A Importância da Sã Doutrina!

20 de novembro de 2017

Conjuro-te, pois, diante de Deus e do Senhor Jesus Cristo, que há de julgar os vivos e os mortos, na Sua vinda e no Seu reino, que pregues a palavra, instes a tempo e fora de tempo, redarguas, repreendas, exortes, com toda a longanimidade e doutrina. Porque virá tempo em que não sofrerão a sã doutrina; mas, tendo comichão nos ouvidos, amontoarão para si doutores conforme as suas próprias concupiscências. Mas tu sê sóbrio em tudo, sofre as aflições, faze a obra de um evangelista, cumpre o teu ministério (2ª Timóteo 4:1-4)

A sã doutrina ou doutrina saudável é a verdade bíblica – verdade que promoverá saúde e qualidade de vida, seriedade e devoção espiritual, confirmando o povo de Deus na fé.

A sã doutrina significa muito para aquele que a recebe; e quer dizer muito, também, para a pessoa que serve a Deus; pois onde quer que o evangelho seja pregado, todo obreiro, seja qual for seu ramo de serviço, ou é fiel, ou infiel à sua responsabilidade como mensageiro do Senhor.

Paulo escreveu:

Palavra fiel é esta: que, se morrermos com Ele, também com Ele viveremos; se sofrermos, também com Ele reinaremos; se O negarmos, também Ele nos negará; se formos infiéis, Ele permanece fiel: não pode negar-Se a Si mesmo. Traze estas coisas à memória, ordenando-lhes diante do Senhor que não tenham contendas de palavras, que para nada aproveitam e são para perversão dos ouvintes.” (2ª Timóteo 2:11-14).

Quando ensinadores fiéis expõem a Palavra de Deus, levantam-se homens de saber, pastores que professam compreender as Escrituras, e denunciam a doutrina sã como heresia, desviando assim os inquiridores da verdade.

Não fosse o caso de se achar o mundo fatalmente embriagado com o vinho de Babilônia, e multidões seriam convencidas e convertidas pelas verdades claras e penetrantes da Palavra de Deus. Mas, a fé religiosa parece tão confusa e discordante que o povo não sabe o que crer como verdade. O pecado da impenitência do mundo jaz à porta da igreja.

Por esta razão, é que os líderes religiosos de nosso tempo precisam atender a uma base de sustentação bíblica:

É necessário que o Presbítero seja irrepreensível, como despenseiro da casa de Deus, não soberbo, nem iracundo, nem dado ao vinho, nem espancador, nem cobiçoso de torpe ganância; mas dado à hospitalidade, amigo do bem, moderado, justo, santo, temperante; retendo firme a fiel palavra, que é conforme a doutrina, para que seja poderoso, tanto para admoestar com a sã doutrina, como para convencer os contradizentes (Tito 1:7-9).

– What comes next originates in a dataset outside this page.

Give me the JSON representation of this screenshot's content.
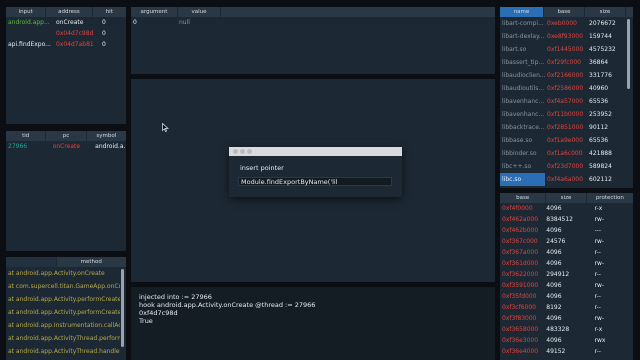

Alguns que, nos tempos de Paulo, ouviam a verdade, levantavam questões que não eram de importância vital, apresentando as idéias e opiniões dos homens, e buscando desviar a mente do mestre das grandes verdades do evangelho, para discussões de doutrinas não essenciais, e solução de disputas sem importância.

Paulo sabia que o obreiro de Deus deve ser bastante sábio para descobrir o desígnio do inimigo, e recusar-se a ser desviado. A conversão de almas deve ser a preocupação de seu trabalho; deve pregar a Palavra de Deus, mas evitar disputas.

Procura apresentar-te a Deus aprovado, como obreiro que não tem de que se envergonhar, que maneja bem a palavra da verdade. Mas evita os falatórios profanos, porque produzirão maior impiedade. (2ª Timóteo 2:15-16)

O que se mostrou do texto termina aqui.